Charlie Cutler, who returns to the Mayo Clinic this week for cancer diagnosis and treatment, celebrates RAGBRAI’s end in Guttenberg. “My philosophy the last year and a half is to look one week ahead and keep chugging forward,” Cutler said. (Kyle Munson/The Register)

Charlie Cutler, who returns to the Mayo Clinic this week for cancer diagnosis and treatment, celebrates RAGBRAI’s end in Guttenberg. “My philosophy the last year and a half is to look one week ahead and keep chugging forward,” Cutler said. (Kyle Munson/The Register)

Last week I sat in the shade of a stairwell in downtown Greene where Charlie Cutler shared his own interior RAGBRAI monologue.

Cutler, 24, had set the ride as his goal earlier this year to mark his official comeback.

In December 2012 he was diagnosed with stage four non-Hodgkin’s lymphoma and endured aggressive chemotherapy.

He spent his last semester at Iowa State University, in spring 2013, more cloistered than the average college senior, compensating for his weakened immune system.

After college and recovery, he got a job as an intern architect in Des Moines.

But then he suffered a recurrence of the cancer in his brain, a tumor perhaps the size of an acorn or two. Loss of function in his right foot and leg was the symptom that tipped him off. That required a stem cell transplant Feb. 10 at Mayo Clinic in Rochester, Minn.

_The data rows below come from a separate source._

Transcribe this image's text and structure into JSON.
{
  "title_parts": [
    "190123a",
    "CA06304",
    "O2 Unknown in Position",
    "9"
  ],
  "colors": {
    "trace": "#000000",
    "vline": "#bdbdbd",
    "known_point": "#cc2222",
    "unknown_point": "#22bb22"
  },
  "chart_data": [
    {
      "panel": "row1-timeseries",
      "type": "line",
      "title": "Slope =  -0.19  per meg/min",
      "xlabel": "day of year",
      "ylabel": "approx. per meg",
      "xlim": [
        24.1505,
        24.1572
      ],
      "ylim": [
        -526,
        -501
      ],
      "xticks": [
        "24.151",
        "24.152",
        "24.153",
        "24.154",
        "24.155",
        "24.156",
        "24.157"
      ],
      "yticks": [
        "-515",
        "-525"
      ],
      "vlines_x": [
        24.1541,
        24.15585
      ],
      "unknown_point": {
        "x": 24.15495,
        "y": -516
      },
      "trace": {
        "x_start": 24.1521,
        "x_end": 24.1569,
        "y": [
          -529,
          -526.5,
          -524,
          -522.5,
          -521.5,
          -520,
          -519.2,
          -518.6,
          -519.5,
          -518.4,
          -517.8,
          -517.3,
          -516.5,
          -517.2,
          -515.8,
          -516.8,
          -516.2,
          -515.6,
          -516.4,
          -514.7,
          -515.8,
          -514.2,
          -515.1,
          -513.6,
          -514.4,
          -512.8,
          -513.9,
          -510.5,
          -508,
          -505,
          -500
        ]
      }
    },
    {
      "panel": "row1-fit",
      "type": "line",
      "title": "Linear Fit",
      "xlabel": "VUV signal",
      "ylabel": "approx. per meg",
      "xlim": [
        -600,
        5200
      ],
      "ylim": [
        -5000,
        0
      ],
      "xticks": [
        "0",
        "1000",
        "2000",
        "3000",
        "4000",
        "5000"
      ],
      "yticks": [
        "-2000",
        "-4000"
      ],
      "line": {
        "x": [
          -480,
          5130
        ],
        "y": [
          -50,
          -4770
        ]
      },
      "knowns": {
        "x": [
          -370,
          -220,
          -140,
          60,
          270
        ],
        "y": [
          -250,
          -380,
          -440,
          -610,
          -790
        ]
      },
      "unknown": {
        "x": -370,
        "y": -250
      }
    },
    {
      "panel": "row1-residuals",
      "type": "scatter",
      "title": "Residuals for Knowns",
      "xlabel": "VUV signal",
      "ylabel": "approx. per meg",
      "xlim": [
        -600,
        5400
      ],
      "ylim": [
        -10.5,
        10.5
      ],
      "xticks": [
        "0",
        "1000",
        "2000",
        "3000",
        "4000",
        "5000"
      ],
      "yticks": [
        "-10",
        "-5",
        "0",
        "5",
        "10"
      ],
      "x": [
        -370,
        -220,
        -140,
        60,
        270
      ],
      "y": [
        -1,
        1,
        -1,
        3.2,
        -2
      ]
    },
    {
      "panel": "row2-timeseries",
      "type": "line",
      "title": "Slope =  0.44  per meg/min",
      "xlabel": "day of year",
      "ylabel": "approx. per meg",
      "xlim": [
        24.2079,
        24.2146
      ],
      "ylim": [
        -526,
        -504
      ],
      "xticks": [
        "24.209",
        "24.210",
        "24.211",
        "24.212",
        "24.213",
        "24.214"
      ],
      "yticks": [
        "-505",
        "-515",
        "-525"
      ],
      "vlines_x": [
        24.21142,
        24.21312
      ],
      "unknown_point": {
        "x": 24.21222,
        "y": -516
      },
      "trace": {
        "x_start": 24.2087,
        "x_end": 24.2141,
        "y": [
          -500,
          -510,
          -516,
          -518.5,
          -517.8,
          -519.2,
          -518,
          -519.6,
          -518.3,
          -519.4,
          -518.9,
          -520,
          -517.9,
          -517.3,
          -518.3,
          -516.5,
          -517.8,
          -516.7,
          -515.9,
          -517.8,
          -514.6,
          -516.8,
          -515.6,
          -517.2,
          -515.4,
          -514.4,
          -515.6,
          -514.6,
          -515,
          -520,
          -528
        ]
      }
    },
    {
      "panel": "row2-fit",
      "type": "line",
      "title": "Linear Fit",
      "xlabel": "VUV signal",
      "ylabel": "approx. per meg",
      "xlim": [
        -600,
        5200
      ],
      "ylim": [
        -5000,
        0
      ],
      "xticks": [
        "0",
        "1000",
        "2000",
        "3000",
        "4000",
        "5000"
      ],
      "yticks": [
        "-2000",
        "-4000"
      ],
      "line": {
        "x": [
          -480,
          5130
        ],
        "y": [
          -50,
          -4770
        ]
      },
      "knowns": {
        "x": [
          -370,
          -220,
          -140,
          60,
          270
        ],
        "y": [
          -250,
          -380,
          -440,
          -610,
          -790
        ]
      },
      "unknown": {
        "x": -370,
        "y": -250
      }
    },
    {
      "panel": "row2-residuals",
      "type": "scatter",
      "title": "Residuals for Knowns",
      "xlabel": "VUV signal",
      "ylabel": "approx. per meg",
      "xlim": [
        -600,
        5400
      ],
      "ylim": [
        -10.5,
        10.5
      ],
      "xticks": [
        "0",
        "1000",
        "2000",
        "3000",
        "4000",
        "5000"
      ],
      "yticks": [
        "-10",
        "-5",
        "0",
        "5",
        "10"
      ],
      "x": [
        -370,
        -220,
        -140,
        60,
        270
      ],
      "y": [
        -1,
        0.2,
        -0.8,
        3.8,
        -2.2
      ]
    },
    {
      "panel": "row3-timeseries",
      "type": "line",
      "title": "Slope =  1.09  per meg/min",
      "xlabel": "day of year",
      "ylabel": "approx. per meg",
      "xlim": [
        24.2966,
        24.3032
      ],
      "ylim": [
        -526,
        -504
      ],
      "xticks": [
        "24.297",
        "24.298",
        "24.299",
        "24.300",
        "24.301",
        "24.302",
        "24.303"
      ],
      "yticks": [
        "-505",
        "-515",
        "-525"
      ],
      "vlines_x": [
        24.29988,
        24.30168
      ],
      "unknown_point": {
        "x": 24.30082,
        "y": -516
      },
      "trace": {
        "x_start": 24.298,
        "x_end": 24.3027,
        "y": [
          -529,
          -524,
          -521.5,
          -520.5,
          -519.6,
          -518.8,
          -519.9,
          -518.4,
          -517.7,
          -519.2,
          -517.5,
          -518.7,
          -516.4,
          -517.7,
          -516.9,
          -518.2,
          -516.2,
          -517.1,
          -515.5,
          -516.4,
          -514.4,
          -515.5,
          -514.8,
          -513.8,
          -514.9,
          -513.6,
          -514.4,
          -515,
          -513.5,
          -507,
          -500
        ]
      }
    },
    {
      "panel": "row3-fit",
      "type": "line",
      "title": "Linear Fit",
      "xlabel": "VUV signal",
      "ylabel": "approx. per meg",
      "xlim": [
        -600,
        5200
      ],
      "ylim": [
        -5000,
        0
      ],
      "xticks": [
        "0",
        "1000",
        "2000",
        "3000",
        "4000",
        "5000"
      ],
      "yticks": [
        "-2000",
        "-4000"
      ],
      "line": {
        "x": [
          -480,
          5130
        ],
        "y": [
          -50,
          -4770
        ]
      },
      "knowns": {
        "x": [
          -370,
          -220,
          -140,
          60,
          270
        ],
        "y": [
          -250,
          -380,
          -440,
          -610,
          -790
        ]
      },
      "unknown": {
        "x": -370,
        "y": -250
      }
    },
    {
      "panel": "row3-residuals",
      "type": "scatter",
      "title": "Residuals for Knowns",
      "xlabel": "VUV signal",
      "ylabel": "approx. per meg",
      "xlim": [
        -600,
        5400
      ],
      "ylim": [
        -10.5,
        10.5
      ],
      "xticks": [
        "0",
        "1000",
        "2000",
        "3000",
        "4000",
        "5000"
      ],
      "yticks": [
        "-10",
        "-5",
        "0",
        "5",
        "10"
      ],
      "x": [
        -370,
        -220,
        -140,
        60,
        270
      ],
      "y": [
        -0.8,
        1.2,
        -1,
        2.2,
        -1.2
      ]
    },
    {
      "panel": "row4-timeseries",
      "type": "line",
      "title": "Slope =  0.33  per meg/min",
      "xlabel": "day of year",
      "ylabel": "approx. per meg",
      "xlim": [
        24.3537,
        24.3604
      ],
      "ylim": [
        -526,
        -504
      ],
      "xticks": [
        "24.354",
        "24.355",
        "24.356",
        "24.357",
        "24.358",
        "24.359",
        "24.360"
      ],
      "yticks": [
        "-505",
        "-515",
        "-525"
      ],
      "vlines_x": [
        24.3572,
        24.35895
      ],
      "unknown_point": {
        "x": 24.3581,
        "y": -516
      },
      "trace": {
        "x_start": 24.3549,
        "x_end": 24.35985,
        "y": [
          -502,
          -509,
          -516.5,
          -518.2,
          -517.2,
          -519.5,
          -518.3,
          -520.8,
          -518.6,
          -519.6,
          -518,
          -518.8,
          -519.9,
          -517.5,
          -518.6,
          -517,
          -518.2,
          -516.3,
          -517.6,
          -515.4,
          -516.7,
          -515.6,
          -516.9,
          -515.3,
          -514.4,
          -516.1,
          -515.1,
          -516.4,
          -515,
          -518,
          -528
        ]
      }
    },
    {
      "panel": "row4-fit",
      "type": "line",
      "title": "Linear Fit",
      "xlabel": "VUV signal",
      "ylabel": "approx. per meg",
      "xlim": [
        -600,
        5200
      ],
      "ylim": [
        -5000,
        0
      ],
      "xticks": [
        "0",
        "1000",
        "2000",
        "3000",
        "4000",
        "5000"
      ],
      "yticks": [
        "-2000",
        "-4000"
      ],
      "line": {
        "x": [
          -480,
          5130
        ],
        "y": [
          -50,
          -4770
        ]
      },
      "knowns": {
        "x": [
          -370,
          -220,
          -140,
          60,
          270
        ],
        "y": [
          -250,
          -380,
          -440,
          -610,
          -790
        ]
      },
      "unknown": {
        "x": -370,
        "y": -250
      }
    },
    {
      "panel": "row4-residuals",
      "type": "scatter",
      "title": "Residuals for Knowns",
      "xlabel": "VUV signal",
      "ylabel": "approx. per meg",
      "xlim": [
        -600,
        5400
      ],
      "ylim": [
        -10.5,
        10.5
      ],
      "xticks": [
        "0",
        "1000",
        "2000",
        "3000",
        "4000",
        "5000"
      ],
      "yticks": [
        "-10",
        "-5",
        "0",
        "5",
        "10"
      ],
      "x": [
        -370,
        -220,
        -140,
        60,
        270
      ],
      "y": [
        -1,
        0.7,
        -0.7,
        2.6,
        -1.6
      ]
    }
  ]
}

Even as he barely had the energy for a trip to the movies and slept a dozen hours every night, Cutler plotted RAGBRAI as the symbolic finish line for his recovery.

Last week he looked trim, tanned, ready to ride.

But Wednesday he returns to Mayo. A couple weeks ago Cutler discovered strange lumps in his left groin. His doctors agreed that it was OK to ride RAGBRAI, but Cutler could be facing another transplant with donor stem cells for his third round of treatment.

Life after RAGBRAI is “a little bit up in the air at this point,” he said.

Instead of looking at RAGBRAI as a celebration with his brother, Pete, and all his buddies in Team Hot Sauce, the ride became a final, blissful moment in limbo.

When I ask for a RAGBRAI highlight, he mentions immersing himself in a DJ dance party in the middle of Graettinger on RAGBRAI’s second day.

“My philosophy the last year and a half is to look one week ahead and keep chugging forward,” Cutler said.

Just keep pedaling, on or off RAGBRAI.